Les vols liés à la bouffe sont en hausse au Canada, selon les corps policiers du pays. Le crime organisé profite de la forte hausse de certains aliments, comme le fromage et le beurre, pour se lancer dans un lucratif marché noir.
Sylvain Charlebois, le directeur scientifique du Laboratoire de sciences analytiques en agroalimentaire de l'Université Dalhousie, en Nouvelle-Écosse, souligne que le marché noir commence à fleurir lorsque les prix des aliments connaissent une forte augmentation.
«Le crime organisé va voler n'importe quoi s'il sait qu'il peut vendre ces produits. Ils connaissent déjà leurs clients avant même de commencer les vols. C'est comme ça que le marché noir s'organise», dit-il.
Selon lui, il existe deux catégories de voleurs: ceux qui le font par désespoir parce qu'ils n'ont pas les moyens de se payer ces aliments et les membres du crime organisé qui profitent des ventes sur le marché noir.
Certaines entreprises tentent de se protéger du mieux qu'elles le peuvent. Ainsi, Joe Chaput, copropriétaire de la boutique Les Amis du fromage, à Vancouver en Colombie-Britannique, dit dépenser 5500 $ par mois pour l'embauche de gardiens de sécurité au cours du temps des Fêtes. Il envisage aussi d'améliorer le système de caméra-surveillance en investissant 5000 $ supplémentaires.

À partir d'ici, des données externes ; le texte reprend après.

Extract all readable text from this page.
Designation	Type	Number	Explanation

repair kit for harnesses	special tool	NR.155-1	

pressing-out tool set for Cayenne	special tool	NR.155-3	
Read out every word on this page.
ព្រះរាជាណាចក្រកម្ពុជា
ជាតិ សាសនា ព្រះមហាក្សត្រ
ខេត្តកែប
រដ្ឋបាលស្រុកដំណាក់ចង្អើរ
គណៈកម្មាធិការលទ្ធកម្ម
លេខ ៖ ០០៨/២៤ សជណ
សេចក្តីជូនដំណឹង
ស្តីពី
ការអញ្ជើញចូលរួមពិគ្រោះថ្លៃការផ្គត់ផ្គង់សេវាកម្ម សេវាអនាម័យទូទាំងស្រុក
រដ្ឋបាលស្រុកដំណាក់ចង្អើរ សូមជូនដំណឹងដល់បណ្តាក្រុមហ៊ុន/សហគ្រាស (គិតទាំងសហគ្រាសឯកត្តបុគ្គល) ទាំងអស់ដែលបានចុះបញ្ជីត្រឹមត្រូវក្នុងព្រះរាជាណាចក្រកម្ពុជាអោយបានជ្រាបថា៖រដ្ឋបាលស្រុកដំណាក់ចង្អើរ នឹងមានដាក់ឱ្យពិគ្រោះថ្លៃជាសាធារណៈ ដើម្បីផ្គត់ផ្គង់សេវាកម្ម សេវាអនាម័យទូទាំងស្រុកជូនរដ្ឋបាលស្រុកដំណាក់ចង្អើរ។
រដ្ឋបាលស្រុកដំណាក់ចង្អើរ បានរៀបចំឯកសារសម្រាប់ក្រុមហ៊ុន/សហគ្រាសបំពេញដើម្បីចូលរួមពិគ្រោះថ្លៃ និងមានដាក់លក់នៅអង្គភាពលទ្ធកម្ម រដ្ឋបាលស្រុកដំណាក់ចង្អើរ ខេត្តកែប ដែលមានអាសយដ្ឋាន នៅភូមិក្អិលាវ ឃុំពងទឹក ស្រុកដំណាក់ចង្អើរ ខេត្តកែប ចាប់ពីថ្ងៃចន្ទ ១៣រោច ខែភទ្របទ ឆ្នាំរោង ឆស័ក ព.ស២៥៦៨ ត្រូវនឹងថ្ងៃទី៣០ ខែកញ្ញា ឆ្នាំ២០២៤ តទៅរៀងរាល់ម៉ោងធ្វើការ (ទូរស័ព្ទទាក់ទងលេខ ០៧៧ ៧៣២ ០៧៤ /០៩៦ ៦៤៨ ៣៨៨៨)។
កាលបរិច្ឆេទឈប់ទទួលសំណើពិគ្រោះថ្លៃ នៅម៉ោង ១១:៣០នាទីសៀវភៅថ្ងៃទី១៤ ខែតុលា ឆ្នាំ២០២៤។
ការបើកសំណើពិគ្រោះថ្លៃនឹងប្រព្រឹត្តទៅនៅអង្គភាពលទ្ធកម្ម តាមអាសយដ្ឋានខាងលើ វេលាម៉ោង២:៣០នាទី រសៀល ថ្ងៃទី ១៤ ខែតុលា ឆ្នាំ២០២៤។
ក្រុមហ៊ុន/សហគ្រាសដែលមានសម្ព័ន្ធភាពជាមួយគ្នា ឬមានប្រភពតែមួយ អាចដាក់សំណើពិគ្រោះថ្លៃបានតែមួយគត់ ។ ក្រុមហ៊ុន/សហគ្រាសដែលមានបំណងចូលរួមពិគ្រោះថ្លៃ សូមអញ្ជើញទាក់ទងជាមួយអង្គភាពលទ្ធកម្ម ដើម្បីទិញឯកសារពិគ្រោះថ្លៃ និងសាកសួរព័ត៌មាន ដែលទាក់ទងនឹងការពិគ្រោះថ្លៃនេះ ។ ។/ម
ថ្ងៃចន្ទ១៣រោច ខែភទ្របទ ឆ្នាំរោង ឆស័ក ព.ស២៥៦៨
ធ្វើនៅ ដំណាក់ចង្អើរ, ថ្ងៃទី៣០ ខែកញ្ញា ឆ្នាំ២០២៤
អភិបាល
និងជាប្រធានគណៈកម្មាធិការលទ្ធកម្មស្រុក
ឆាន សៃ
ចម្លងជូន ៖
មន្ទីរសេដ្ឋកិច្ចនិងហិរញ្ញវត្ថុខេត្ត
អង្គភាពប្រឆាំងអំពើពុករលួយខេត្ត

Le détachement de GRC à North Vancouver avait fait les manchettes en septembre lorsque des agents ont arrêté un homme poussant un chariot de fromages volés. La cargaison, évaluée à 12 800 $, avait été volée d'une succursale de la chaîne Whole Foods Store située tout près. Comme les fromages n'étaient plus au réfrigérateur, ils ont dû être jetés.
Le constable Mansoor Sahah, de la GRC, dit que les agents croient que les fromages avaient été volés par qu'ils peuvent être revendus avec profit au marché noir.
«Si ces vols sont commis par des toxicomanes, ils s'engageront plus en avant dans la voie du crime ou continueront de se procurer de la drogue. C'est un cercle vicieux», soutient-il.
La viande peut aussi être la cible des voleurs.
«Nous ne sommes pas surpris par ce qui s'est passé», lance le policier.
En Ontario, des corps policiers disent avoir enquêté sur des vols de beurre dans les épiceries.
Scott Tracey, un porte-parole de la police de Guelph, croit qu'il existe huit ou neuf malfaiteurs spécialisés dans le vol de beurre.
En octobre, deux hommes sont entrés dans une épicerie locale et ont rempli des chariots de caisses de beurre. La perte était évaluée à 936 $. Quatre jours plus tard, une autre épicerie s'est fait voler quatre caisses de beurre évaluées à plus de 900 $.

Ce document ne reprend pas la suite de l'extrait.